Pourquoi le choix du bois change tout
Le charbon est pratique, prévisible, facile à contrôler. Mais le bois apporte quelque chose que le charbon ne peut pas offrir : des arômes. Selon l'essence choisie, la fumée produite pendant la combustion imprègne légèrement les aliments de notes fruitées, épicées, fumées ou douces qui changent profondément l'expérience gustative. C'est la base du barbecue américain style 'smoke' — et c'est une technique accessible à tous, avec le bon bois et les bons réflexes.

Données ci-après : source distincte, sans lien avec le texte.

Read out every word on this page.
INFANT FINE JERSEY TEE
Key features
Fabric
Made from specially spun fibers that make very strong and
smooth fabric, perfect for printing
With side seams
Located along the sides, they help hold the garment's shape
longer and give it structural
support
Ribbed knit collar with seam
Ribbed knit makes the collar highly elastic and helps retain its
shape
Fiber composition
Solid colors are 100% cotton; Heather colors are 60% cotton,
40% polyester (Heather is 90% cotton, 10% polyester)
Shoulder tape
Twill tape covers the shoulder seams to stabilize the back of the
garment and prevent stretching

Les essences de bois et leurs profils aromatiques
Le chêne
Le roi du barbecue. Puissant, long à brûler, avec des braises qui tiennent des heures. Il produit une fumée dense et aromatique, idéale pour les viandes rouges : bœuf, agneau, gibier. C'est le bois par défaut dans les grandes traditions de barbecue européen et américain.
Le hêtre
Plus doux que le chêne, le hêtre est polyvalent et facile à trouver en Belgique et en France. Sa fumée est légère et légèrement sucrée — parfaite pour le poulet, le porc et les légumes. Excellent choix pour ceux qui démarrent avec le bois.
Le pommier et le cerisier
Les bois fruitiers sont les préférés des passionnés. Le pommier donne une fumée douce, sucrée, légèrement fruitée — sublime sur le porc, le canard et les volailles. Le cerisier est plus intense, avec des notes presque florales — idéal pour le gibier et les viandes légères. Tous deux brûlent plus vite que le chêne, donc à utiliser en complément plutôt que seuls.
À éviter absolument
Tout bois résineux (pin, épicéa, sapin) : il produit une fumée chargée en résines et en goudrons, qui donne un goût amer aux aliments et dépose des résidus toxiques sur la plaque de cuisson. Les bois traités, peints ou vernis sont également à proscrire — ils libèrent des produits chimiques nocifs à la combustion. Et le bois mouillé : il produit beaucoup de fumée blanche (de la vapeur d'eau et des particules incomplètement brûlées) sans chaleur efficace.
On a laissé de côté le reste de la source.